Last week, it was US company VOIPo that accidentally exposed call logs, SMS data, and company credentials in Elasticsearch where it was spotted by researcher Justin Paine.

This week, Paine has returned to tell ZDNet of a second cache of Elasticsearch data he found only days ago that appears to have been connected to online betting sites.

Sensitive data such as:

Real names, home addresses, phone numbers, email addresses, birth dates, site usernames, account balances, IP addresses, browser and OS details, last login information, and a list of played games.

In addition, Paine found 108 million records connected to online bets, deposits, wins and withdrawals, complete with partially redacted payment card data.
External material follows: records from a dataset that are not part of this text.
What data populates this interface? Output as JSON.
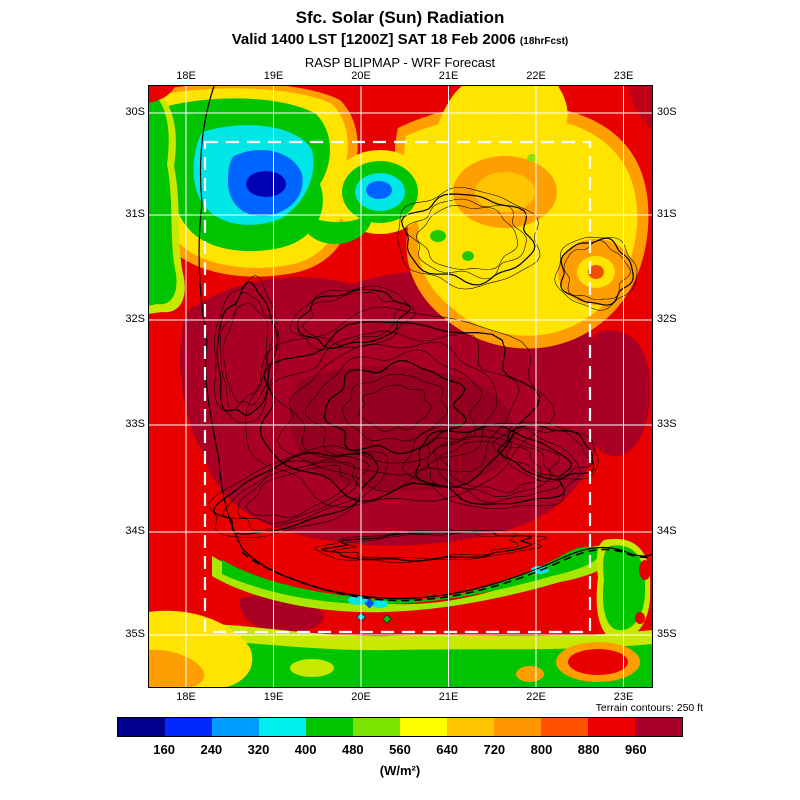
{
  "header": {
    "title": "Sfc. Solar (Sun) Radiation",
    "valid_line": "Valid 1400 LST [1200Z] SAT 18 Feb 2006",
    "fcst_tag": "(18hrFcst)",
    "model_line": "RASP BLIPMAP - WRF Forecast"
  },
  "map": {
    "lon_labels": [
      "18E",
      "19E",
      "20E",
      "21E",
      "22E",
      "23E"
    ],
    "lat_labels": [
      "30S",
      "31S",
      "32S",
      "33S",
      "34S",
      "35S"
    ],
    "terrain_note": "Terrain contours: 250 ft"
  },
  "colorbar": {
    "tick_labels": [
      "160",
      "240",
      "320",
      "400",
      "480",
      "560",
      "640",
      "720",
      "800",
      "880",
      "960"
    ],
    "colors": [
      "#00008C",
      "#0028FF",
      "#009CFF",
      "#00F0F0",
      "#00C400",
      "#7CE400",
      "#FFFF00",
      "#FFC400",
      "#FF9600",
      "#FF5000",
      "#EE0000",
      "#A80028"
    ],
    "units": "(W/m²)"
  },
  "chart_data": {
    "type": "heatmap",
    "title": "Sfc. Solar (Sun) Radiation",
    "units": "W/m²",
    "x_ticks": [
      "18E",
      "19E",
      "20E",
      "21E",
      "22E",
      "23E"
    ],
    "y_ticks": [
      "30S",
      "31S",
      "32S",
      "33S",
      "34S",
      "35S"
    ],
    "scale_boundaries": [
      160,
      240,
      320,
      400,
      480,
      560,
      640,
      720,
      800,
      880,
      960
    ],
    "scale_colors": [
      "#00008C",
      "#0028FF",
      "#009CFF",
      "#00F0F0",
      "#00C400",
      "#7CE400",
      "#FFFF00",
      "#FFC400",
      "#FF9600",
      "#FF5000",
      "#EE0000",
      "#A80028"
    ]
  }
}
According to ZDNet, the betting domains included kahunacasino.com, azur-casino.com, easybet.com, and viproomcasino.net, connected to companies registered in Cyprus and the Caribbean.

It’s not clear how far back the data might go, but anyone who placed bets through these sites would be at risk of having their win and loss information made public, opening users up to potential extortion.

As with the VOIPo data leak, there’s no evidence that the information has fallen into the wrong hands, although isn’t terribly reassuring to online gamblers whose data might be part of this cache.

In a positive development, Paine said the data has been taken down, although whether this was by the affected company (or companies) or hosting provider OVH is unclear.

The elastic snaps

The involvement of Elasticsearch in these incidents is a consequence of the open source search tool’s huge popularity. If something becomes popular enough, eventually someone will misuse or misconfigure it.

What should worry us is that this seems to have been happening a lot recently.

Recent incidents include the exposure of 57 million US citizens in November, as well as similar incidents involving Sky Brasil and last June’s Exactis data broker leak involving a reported 340 million records.

Together, these leaks probably join dots that could connect cybercriminals to hundreds of millions of people.

All of these exposed databases were found by independent researchers using tools anyone, including cybercriminals, can access.

That is the important point – the problem of exposed Elasticsearch data is out of the bag and people with different motivations are now looking for it.